Exactly. The most memorable scenes in ESB are Luke's training sessions with Yoda -- they reveal a lot about the protagonist. I think I've had "on camera" training sessions with every Jedi PC I've ever ran -- I want to see the character's character!

You and I have some very different opinions on training scenes. I found almost every other scene in ESB more entertaining than Luke's training (I didn't even really care for Yoda).

In games, I despise on-screen training. It just doesn't entertain me at all.

Probably because they're not being properly framed as a dramatic scene, as every scene should be. If the training scene is "here, do this" and there's no conflict, no drama, then yes, it's going to be boring just like any scene where "nothing happens."

But I've used them to introduce a mentor, introduce an interloping NPC, reveal something about the trainer, etc. And, of course, there's always foreshadowing.

There's nothing specifically saying you can't, but where's the fun in learning lightsaber skills off camera?! I want to play that stuff up for awesomesauce if it's my character, or in my campaign for one of my players. Learning it off camera is....meh. And who wants a meh campaign?
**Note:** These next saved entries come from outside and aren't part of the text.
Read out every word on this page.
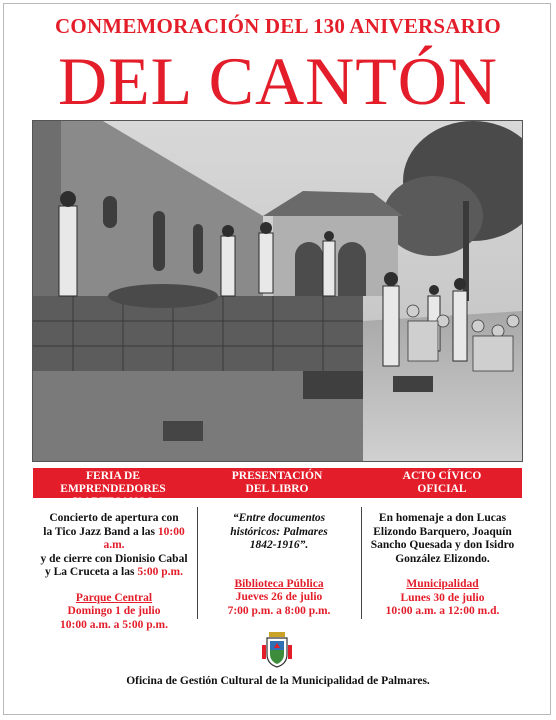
CONMEMORACIÓN DEL 130 ANIVERSARIO
DEL CANTÓN
FERIA DE EMPRENDEDORES
Y ARTESANOS
PRESENTACIÓN
DEL LIBRO
ACTO CÍVICO
OFICIAL
Concierto de apertura con
la Tico Jazz Band a las 10:00 a.m.
y de cierre con Dionisio Cabal
y La Cruceta a las 5:00 p.m.
Parque Central
Domingo 1 de julio
10:00 a.m. a 5:00 p.m.
“Entre documentos
históricos: Palmares
1842-1916”.
Biblioteca Pública
Jueves 26 de julio
7:00 p.m. a 8:00 p.m.
En homenaje a don Lucas
Elizondo Barquero, Joaquín
Sancho Quesada y don Isidro
González Elizondo.
Municipalidad
Lunes 30 de julio
10:00 a.m. a 12:00 m.d.
Oficina de Gestión Cultural de la Municipalidad de Palmares.
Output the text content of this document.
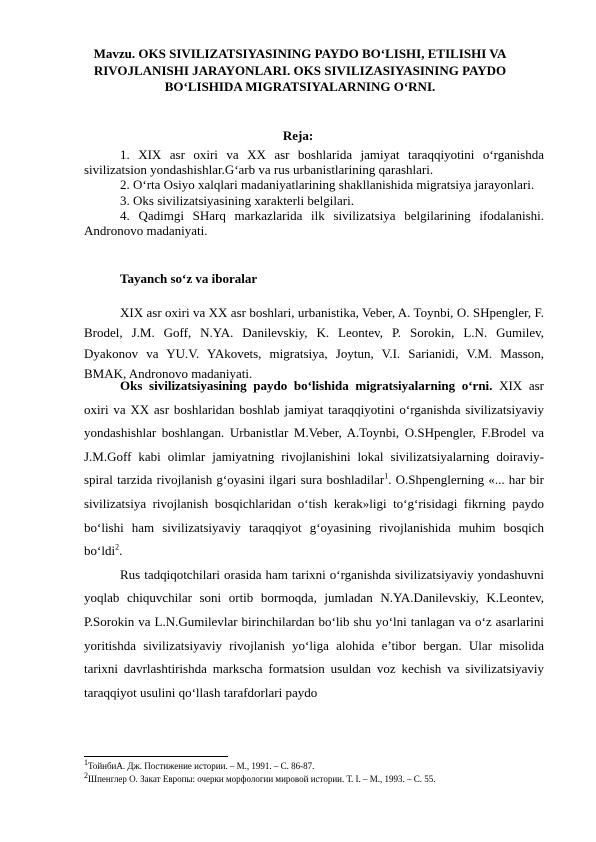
Mavzu. OKS SIVILIZATSIYASINING PAYDO BO‘LISHI, ETILISHI VA RIVOJLANISHI JARAYONLARI. OKS SIVILIZASIYASINING PAYDO BO‘LISHIDA MIGRATSIYALARNING O‘RNI.
Reja:

1. XIX asr oxiri va XX asr boshlarida jamiyat taraqqiyotini o‘rganishda sivilizatsion yondashishlar.G‘arb va rus urbanistlarining qarashlari.

2. O‘rta Osiyo xalqlari madaniyatlarining shakllanishida migratsiya jarayonlari.

3. Oks sivilizatsiyasining xarakterli belgilari.

4. Qadimgi SHarq markazlarida ilk sivilizatsiya belgilarining ifodalanishi. Andronovo madaniyati.

Tayanch so‘z va iboralar

XIX asr oxiri va XX asr boshlari, urbanistika, Veber, A. Toynbi, O. SHpengler, F. Brodel, J.M. Goff, N.YA. Danilevskiy, K. Leontev, P. Sorokin, L.N. Gumilev, Dyakonov va YU.V. YAkovets, migratsiya, Joytun, V.I. Sarianidi, V.M. Masson, BMAK, Andronovo madaniyati.

Oks sivilizatsiyasining paydo bo‘lishida migratsiyalarning o‘rni. XIX asr oxiri va XX asr boshlaridan boshlab jamiyat taraqqiyotini o‘rganishda sivilizatsiyaviy yondashishlar boshlangan. Urbanistlar M.Veber, A.Toynbi, O.SHpengler, F.Brodel va J.M.Goff kabi olimlar jamiyatning rivojlanishini lokal sivilizatsiyalarning doiraviy-spiral tarzida rivojlanish g‘oyasini ilgari sura boshladilar$^1$. O.Shpenglerning «... har bir sivilizatsiya rivojlanish bosqichlaridan o‘tish kerak»ligi to‘g‘risidagi fikrning paydo bo‘lishi ham sivilizatsiyaviy taraqqiyot g‘oyasining rivojlanishida muhim bosqich bo‘ldi$^2$.

Rus tadqiqotchilari orasida ham tarixni o‘rganishda sivilizatsiyaviy yondashuvni yoqlab chiquvchilar soni ortib bormoqda, jumladan N.YA.Danilevskiy, K.Leontev, P.Sorokin va L.N.Gumilevlar birinchilardan bo‘lib shu yo‘lni tanlagan va o‘z asarlarini yoritishda sivilizatsiyaviy rivojlanish yo‘liga alohida e’tibor bergan. Ular misolida tarixni davrlashtirishda markscha formatsion usuldan voz kechish va sivilizatsiyaviy taraqqiyot usulini qo‘llash tarafdorlari paydo

$^1$ТойнбиА. Дж. Постижение истории. – М., 1991. – С. 86-87.
$^2$Шпенглер О. Закат Европы: очерки морфологии мировой истории. Т. I. – М., 1993. – С. 55.
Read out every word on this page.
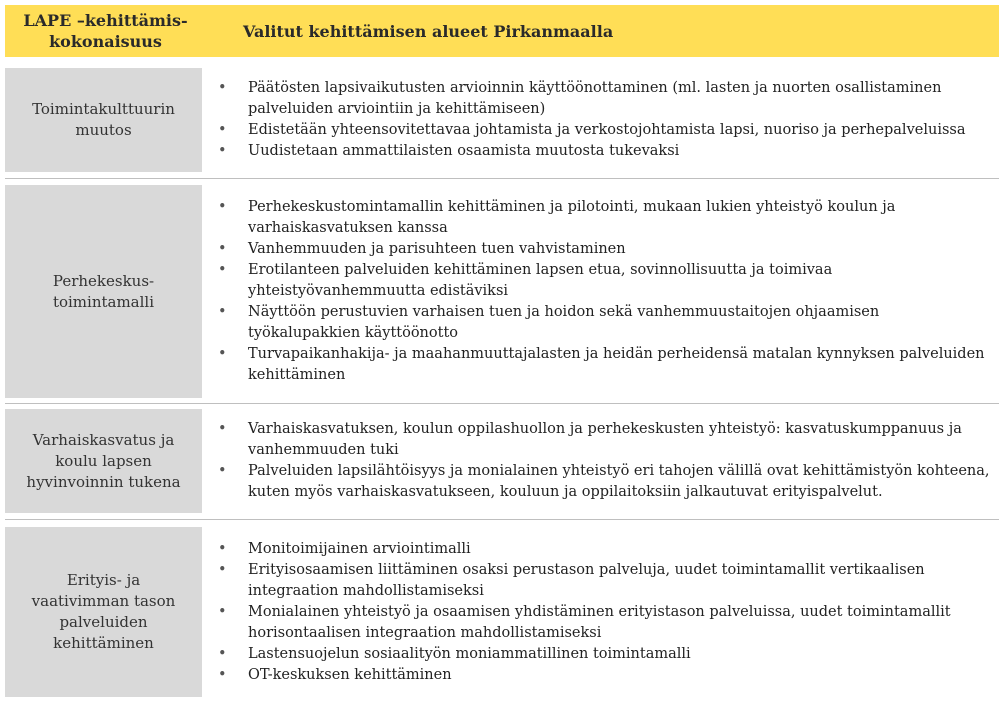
LAPE –kehittämis-kokonaisuus
Valitut kehittämisen alueet Pirkanmaalla
Toimintakulttuurin muutos
• Päätösten lapsivaikutusten arvioinnin käyttöönottaminen (ml. lasten ja nuorten osallistaminen palveluiden arviointiin ja kehittämiseen)
• Edistetään yhteensovitettavaa johtamista ja verkostojohtamista lapsi, nuoriso ja perhepalveluissa
• Uudistetaan ammattilaisten osaamista muutosta tukevaksi
Perhekeskus-toimintamalli
• Perhekeskustomintamallin kehittäminen ja pilotointi, mukaan lukien yhteistyö koulun ja varhaiskasvatuksen kanssa
• Vanhemmuuden ja parisuhteen tuen vahvistaminen
• Erotilanteen palveluiden kehittäminen lapsen etua, sovinnollisuutta ja toimivaa yhteistyövanhemmuutta edistäviksi
• Näyttöön perustuvien varhaisen tuen ja hoidon sekä vanhemmuustaitojen ohjaamisen työkalupakkien käyttöönotto
• Turvapaikanhakija- ja maahanmuuttajalasten ja heidän perheidensä matalan kynnyksen palveluiden kehittäminen
Varhaiskasvatus ja koulu lapsen hyvinvoinnin tukena
• Varhaiskasvatuksen, koulun oppilashuollon ja perhekeskusten yhteistyö: kasvatuskumppanuus ja vanhemmuuden tuki
• Palveluiden lapsilähtöisyys ja monialainen yhteistyö eri tahojen välillä ovat kehittämistyön kohteena, kuten myös varhaiskasvatukseen, kouluun ja oppilaitoksiin jalkautuvat erityispalvelut.
Erityis- ja vaativimman tason palveluiden kehittäminen
• Monitoimijainen arviointimalli
• Erityisosaamisen liittäminen osaksi perustason palveluja, uudet toimintamallit vertikaalisen integraation mahdollistamiseksi
• Monialainen yhteistyö ja osaamisen yhdistäminen erityistason palveluissa, uudet toimintamallit horisontaalisen integraation mahdollistamiseksi
• Lastensuojelun sosiaalityön moniammatillinen toimintamalli
• OT-keskuksen kehittäminen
Exactly. The most memorable scenes in ESB are Luke's training sessions with Yoda -- they reveal a lot about the protagonist. I think I've had "on camera" training sessions with every Jedi PC I've ever ran -- I want to see the character's character!
You and I have some very different opinions on training scenes. I found almost every other scene in ESB more entertaining than Luke's training (I didn't even really care for Yoda).

In games, I despise on-screen training. It just doesn't entertain me at all.

Probably because they're not being properly framed as a dramatic scene, as every scene should be. If the training scene is "here, do this" and there's no conflict, no drama, then yes, it's going to be boring just like any scene where "nothing happens."

But I've used them to introduce a mentor, introduce an interloping NPC, reveal something about the trainer, etc. And, of course, there's always foreshadowing.

Edited by HappyDaze

It's not necessarily a framing issue. You can put a gold frame on a fecal smearing and it's still not art...it's just crap on a canvass.

Actually some people have done stuff exactly like that, and it was/is considered art. "Eye of the Beholder" and all that jazz.

He can self-train it.

Just like you can learn to do things in life yourself without someone tutoring you all the time. Very simple.